Reccomendations by Ted Dunning: How to start using Hadoop [3]

“The best way to do it is to get in touch with the communities, and the best way always is in person. If you live near a big city there is almost certainly a big data or Hadoop MeetUp that meets roughly monthly. And then there are specialized things like data mining groups that also meet roughly monthly. If you could get to one of those and talk to people there, then you start to hear what they say how it works, and you can see how you can try these things out. Amazon makes available publicly a number of completely free resources of large data, they have large sets of genomes, they have US Census data, Apache archives for email from years and years of sample data sets that you can try all kinds of experiments on and I hate to be recommending of any commercial service but Amazon makes available Map reduce, Hadoop in small dozes with their EMR product so you can write and run small EMR programs against publically available data really quite easily.

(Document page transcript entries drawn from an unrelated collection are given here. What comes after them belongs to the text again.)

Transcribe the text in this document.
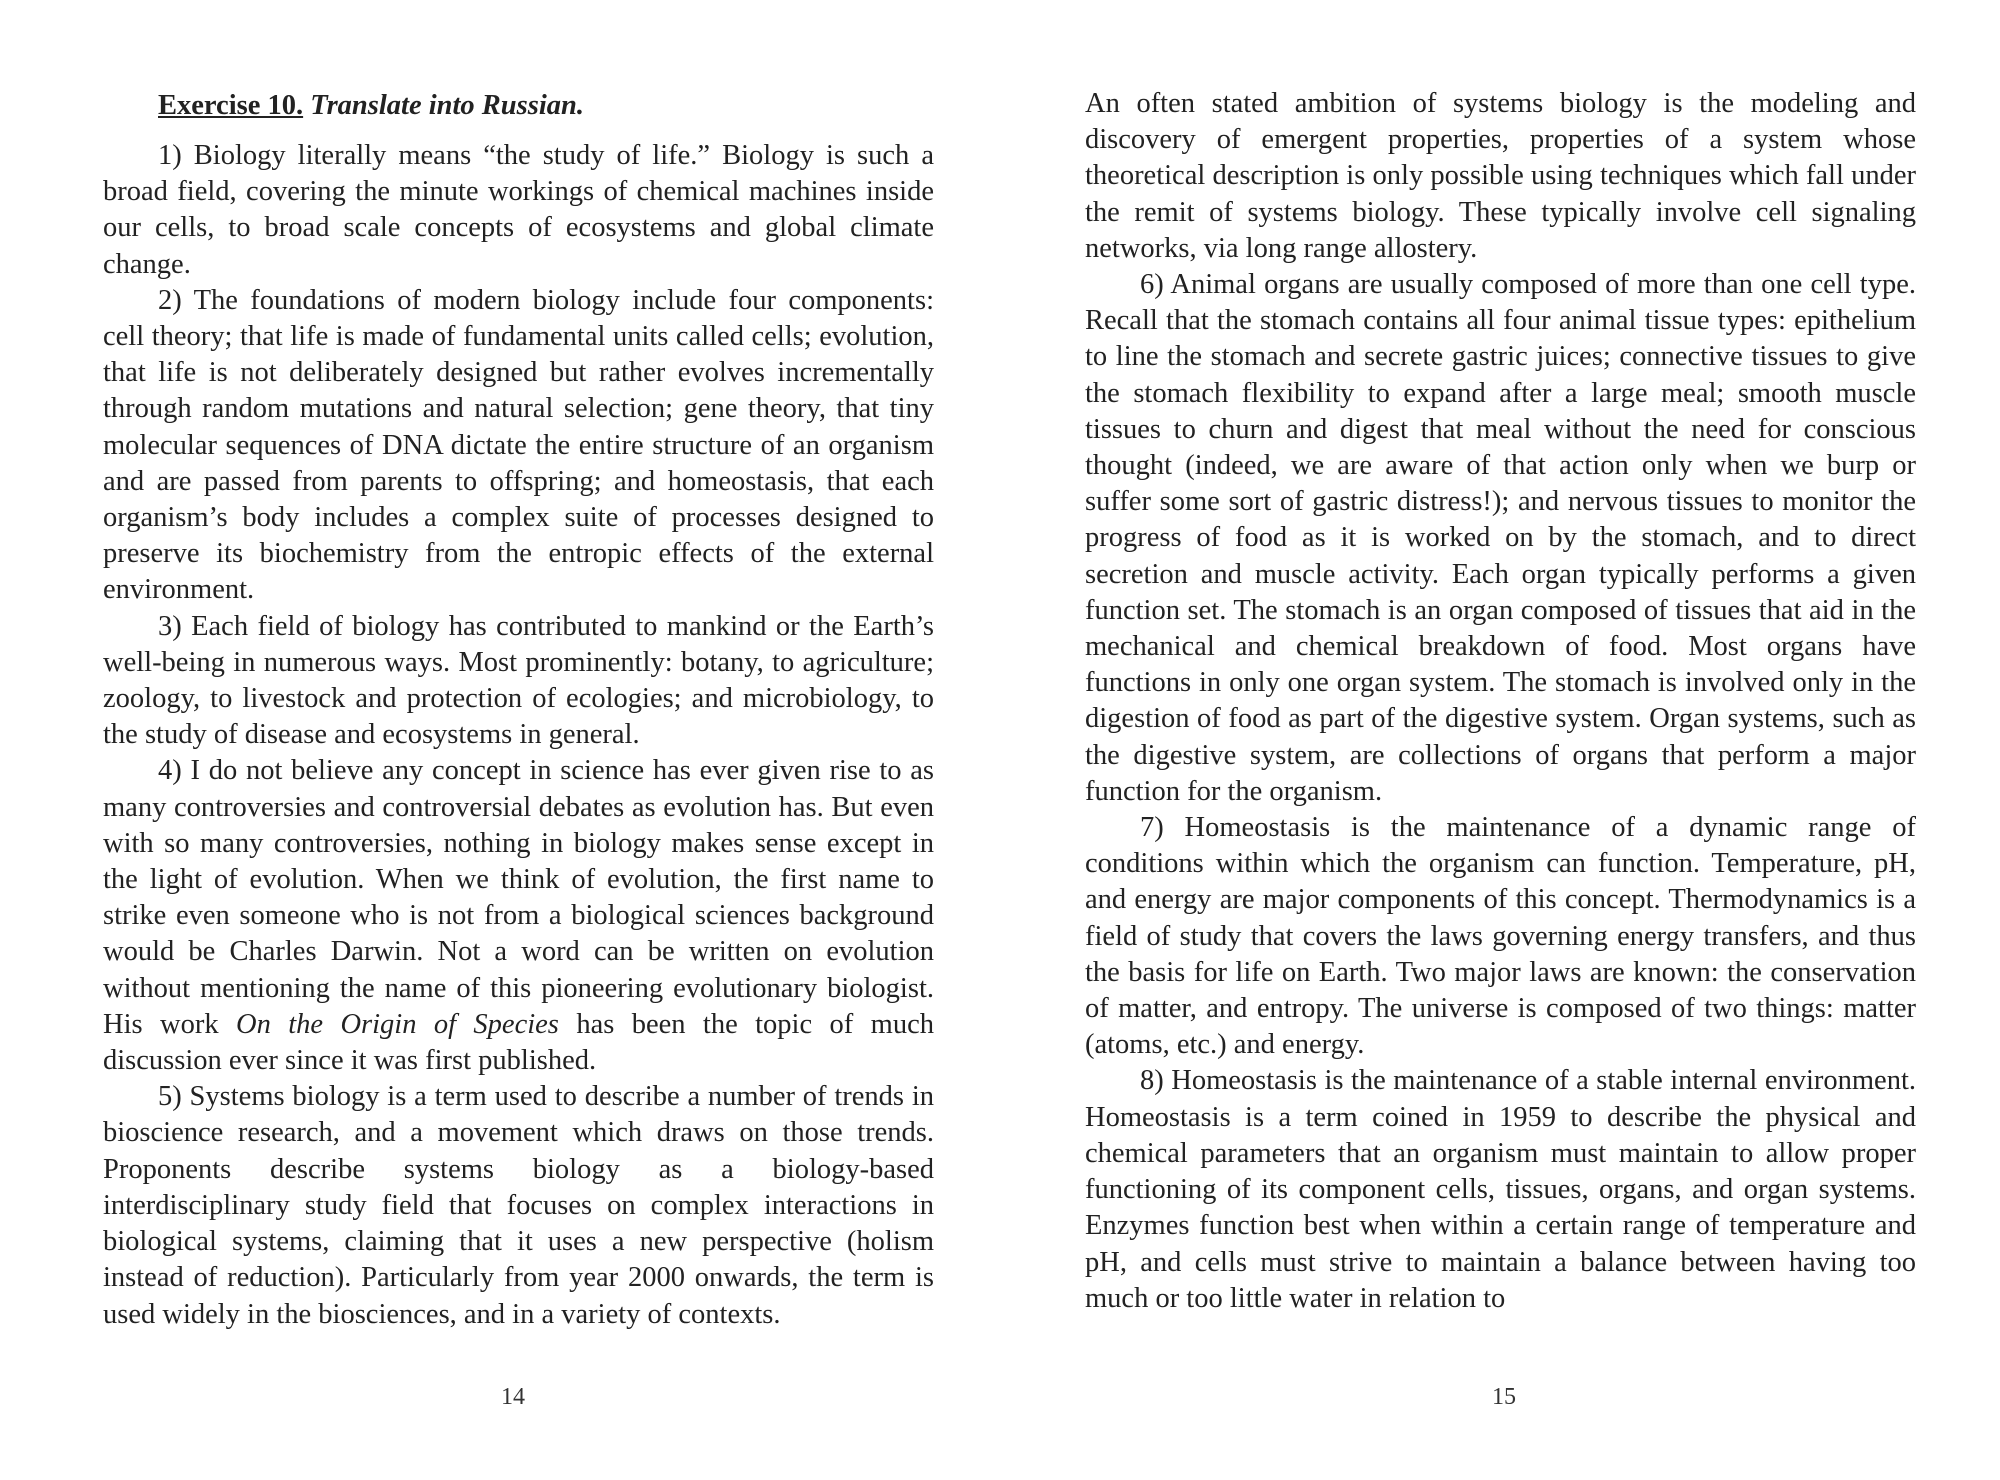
Exercise 10. Translate into Russian.

1) Biology literally means “the study of life.” Biology is such a broad field, covering the minute workings of chemical machines inside our cells, to broad scale concepts of ecosystems and global climate change.

2) The foundations of modern biology include four components: cell theory; that life is made of fundamental units called cells; evolution, that life is not deliberately designed but rather evolves incrementally through random mutations and natural selection; gene theory, that tiny molecular sequences of DNA dictate the entire structure of an organism and are passed from parents to offspring; and homeostasis, that each organism’s body includes a complex suite of processes designed to preserve its biochemistry from the entropic effects of the external environment.

3) Each field of biology has contributed to mankind or the Earth’s well-being in numerous ways. Most prominently: botany, to agriculture; zoology, to livestock and protection of ecologies; and microbiology, to the study of disease and ecosystems in general.

4) I do not believe any concept in science has ever given rise to as many controversies and controversial debates as evolution has. But even with so many controversies, nothing in biology makes sense except in the light of evolution. When we think of evolution, the first name to strike even someone who is not from a biological sciences background would be Charles Darwin. Not a word can be written on evolution without mentioning the name of this pioneering evolutionary biologist. His work On the Origin of Species has been the topic of much discussion ever since it was first published.

5) Systems biology is a term used to describe a number of trends in bioscience research, and a movement which draws on those trends. Proponents describe systems biology as a biology-based interdisciplinary study field that focuses on complex interactions in biological systems, claiming that it uses a new perspective (holism instead of reduction). Particularly from year 2000 onwards, the term is used widely in the biosciences, and in a variety of contexts.

14

An often stated ambition of systems biology is the modeling and discovery of emergent properties, properties of a system whose theoretical description is only possible using techniques which fall under the remit of systems biology. These typically involve cell signaling networks, via long range allostery.

6) Animal organs are usually composed of more than one cell type. Recall that the stomach contains all four animal tissue types: epithelium to line the stomach and secrete gastric juices; connective tissues to give the stomach flexibility to expand after a large meal; smooth muscle tissues to churn and digest that meal without the need for conscious thought (indeed, we are aware of that action only when we burp or suffer some sort of gastric distress!); and nervous tissues to monitor the progress of food as it is worked on by the stomach, and to direct secretion and muscle activity. Each organ typically performs a given function set. The stomach is an organ composed of tissues that aid in the mechanical and chemical breakdown of food. Most organs have functions in only one organ system. The stomach is involved only in the digestion of food as part of the digestive system. Organ systems, such as the digestive system, are collections of organs that perform a major function for the organism.

7) Homeostasis is the maintenance of a dynamic range of conditions within which the organism can function. Temperature, pH, and energy are major components of this concept. Thermodynamics is a field of study that covers the laws governing energy transfers, and thus the basis for life on Earth. Two major laws are known: the conservation of matter, and entropy. The universe is composed of two things: matter (atoms, etc.) and energy.

8) Homeostasis is the maintenance of a stable internal environment. Homeostasis is a term coined in 1959 to describe the physical and chemical parameters that an organism must maintain to allow proper functioning of its component cells, tissues, organs, and organ systems. Enzymes function best when within a certain range of temperature and pH, and cells must strive to maintain a balance between having too much or too little water in relation to

15
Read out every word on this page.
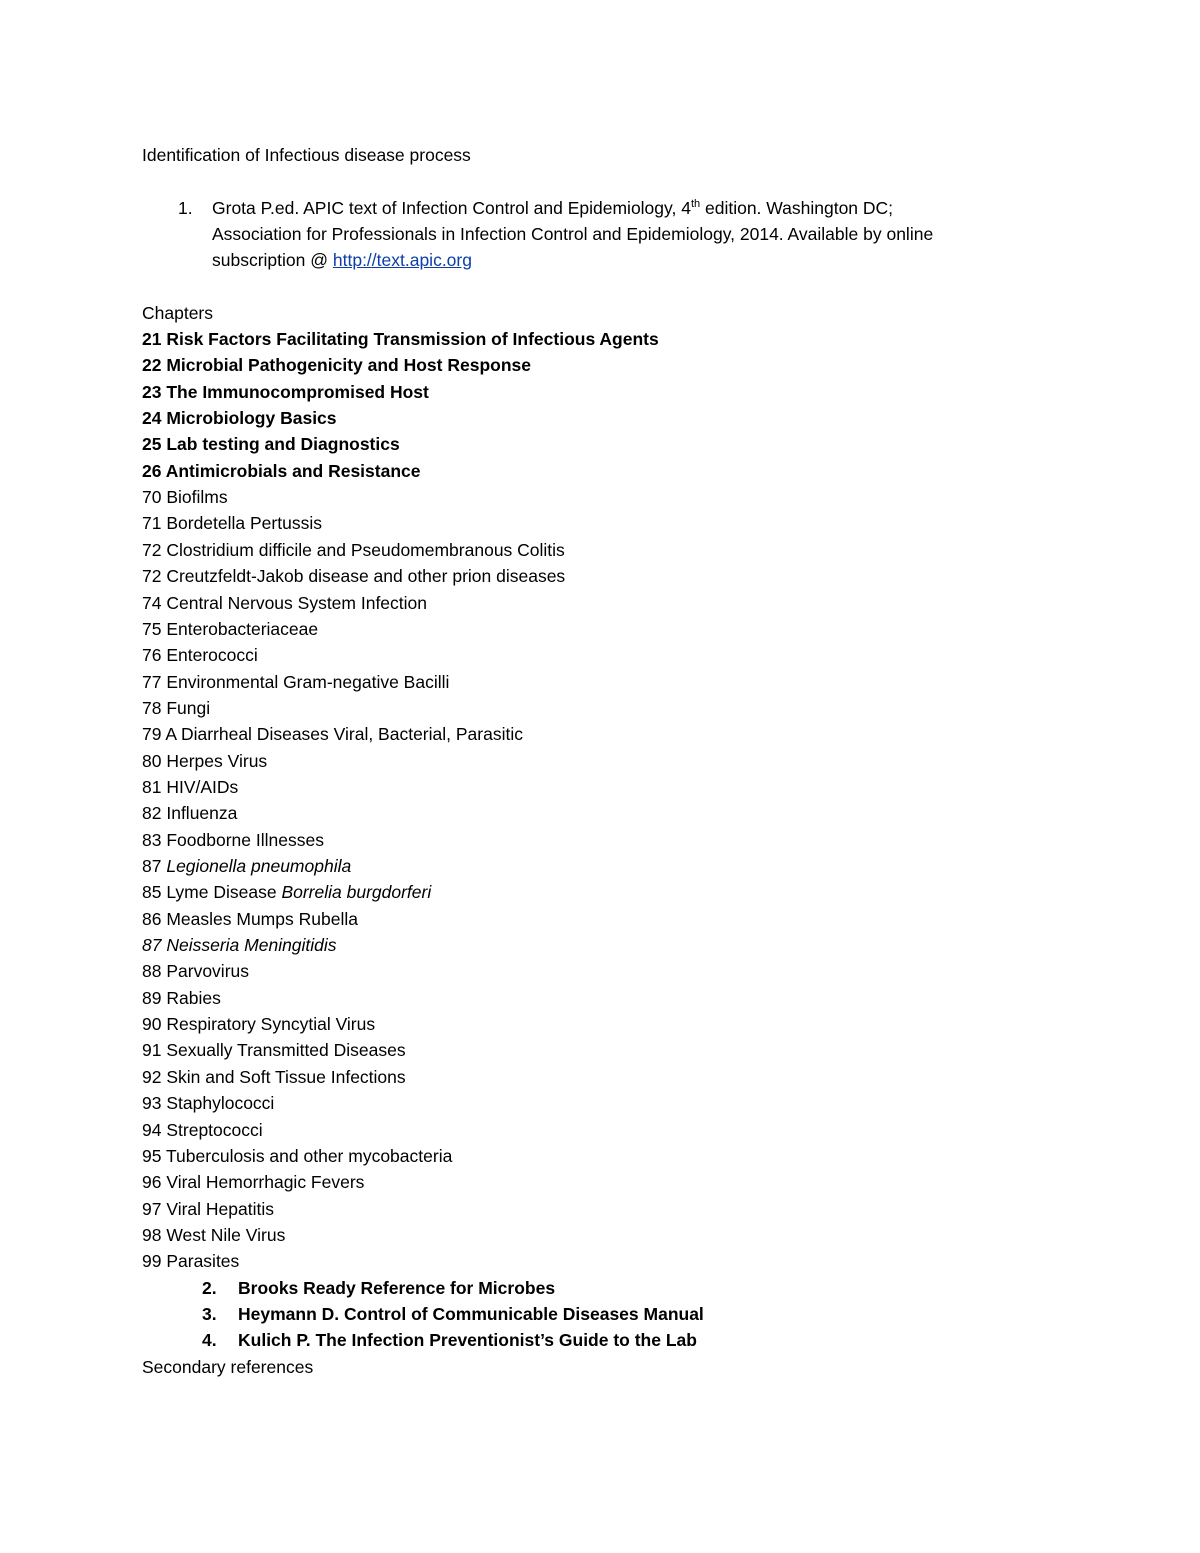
Identification of Infectious disease process
1. Grota P.ed. APIC text of Infection Control and Epidemiology, 4th edition. Washington DC;
Association for Professionals in Infection Control and Epidemiology, 2014. Available by online
subscription @ http://text.apic.org
Chapters
21 Risk Factors Facilitating Transmission of Infectious Agents
22 Microbial Pathogenicity and Host Response
23 The Immunocompromised Host
24 Microbiology Basics
25 Lab testing and Diagnostics
26 Antimicrobials and Resistance
70 Biofilms
71 Bordetella Pertussis
72 Clostridium difficile and Pseudomembranous Colitis
72 Creutzfeldt-Jakob disease and other prion diseases
74 Central Nervous System Infection
75 Enterobacteriaceae
76 Enterococci
77 Environmental Gram-negative Bacilli
78 Fungi
79 A Diarrheal Diseases Viral, Bacterial, Parasitic
80 Herpes Virus
81 HIV/AIDs
82 Influenza
83 Foodborne Illnesses
87 Legionella pneumophila
85 Lyme Disease Borrelia burgdorferi
86 Measles Mumps Rubella
87 Neisseria Meningitidis
88 Parvovirus
89 Rabies
90 Respiratory Syncytial Virus
91 Sexually Transmitted Diseases
92 Skin and Soft Tissue Infections
93 Staphylococci
94 Streptococci
95 Tuberculosis and other mycobacteria
96 Viral Hemorrhagic Fevers
97 Viral Hepatitis
98 West Nile Virus
99 Parasites
2. Brooks Ready Reference for Microbes
3. Heymann D. Control of Communicable Diseases Manual
4. Kulich P. The Infection Preventionist’s Guide to the Lab
Secondary references
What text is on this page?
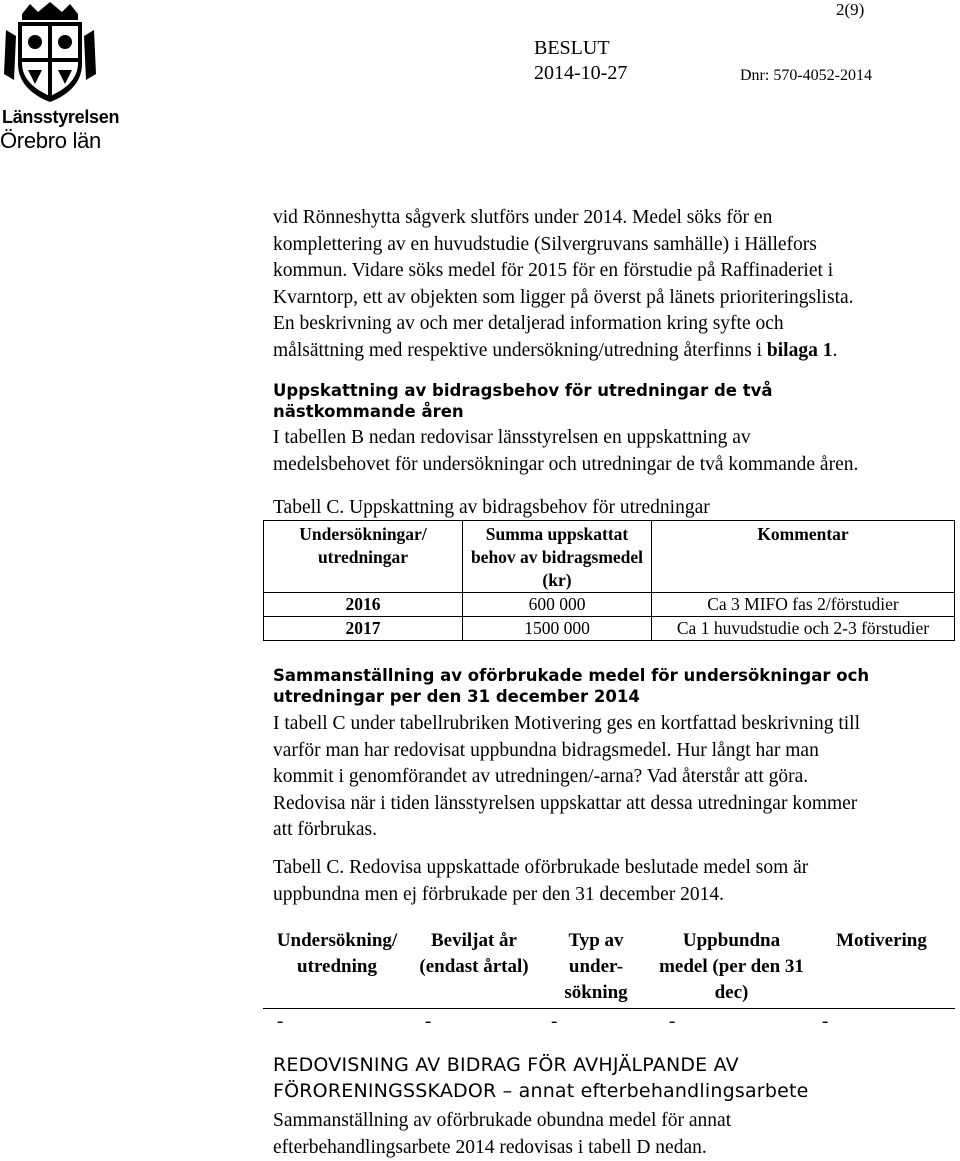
2(9)
Länsstyrelsen
Örebro län
BESLUT
2014-10-27	Dnr: 570-4052-2014
vid Rönneshytta sågverk slutförs under 2014. Medel söks för en
komplettering av en huvudstudie (Silvergruvans samhälle) i Hällefors
kommun. Vidare söks medel för 2015 för en förstudie på Raffinaderiet i
Kvarntorp, ett av objekten som ligger på överst på länets prioriteringslista.
En beskrivning av och mer detaljerad information kring syfte och
målsättning med respektive undersökning/utredning återfinns i bilaga 1.
Uppskattning av bidragsbehov för utredningar de två
nästkommande åren
I tabellen B nedan redovisar länsstyrelsen en uppskattning av
medelsbehovet för undersökningar och utredningar de två kommande åren.
Tabell C. Uppskattning av bidragsbehov för utredningar
Undersökningar/ utredningar	Summa uppskattat behov av bidragsmedel (kr)	Kommentar
2016	600 000	Ca 3 MIFO fas 2/förstudier
2017	1500 000	Ca 1 huvudstudie och 2-3 förstudier
Sammanställning av oförbrukade medel för undersökningar och
utredningar per den 31 december 2014
I tabell C under tabellrubriken Motivering ges en kortfattad beskrivning till
varför man har redovisat uppbundna bidragsmedel. Hur långt har man
kommit i genomförandet av utredningen/-arna? Vad återstår att göra.
Redovisa när i tiden länsstyrelsen uppskattar att dessa utredningar kommer
att förbrukas.
Tabell C. Redovisa uppskattade oförbrukade beslutade medel som är
uppbundna men ej förbrukade per den 31 december 2014.
Undersökning/ utredning	Beviljat år (endast årtal)	Typ av under- sökning	Uppbundna medel (per den 31 dec)	Motivering
-	-	-	-	-
REDOVISNING AV BIDRAG FÖR AVHJÄLPANDE AV
FÖRORENINGSSKADOR – annat efterbehandlingsarbete
Sammanställning av oförbrukade obundna medel för annat
efterbehandlingsarbete 2014 redovisas i tabell D nedan.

You can then also run a Hadoop cluster. You can run it in the cloud small clusters, it just takes a few dollars to run a significant amount of hardware for a reasonable amount of time, ten hours, two hours, whatever it takes to learn that. You can also then run on cast off hardware and that’s how I started .We had ten machines at work that were so unreliable, that nobody would use them, and so they were fine for me to experiment with. These sorts of resources are often available if you don’t want to spend a little bit of money for the EC2 instances. So that’s the implementation of the very simple specification of just do it: find people, find mailing lists, and try out on real data. Those people will give you pointers and I think I would be happy to help people as well.”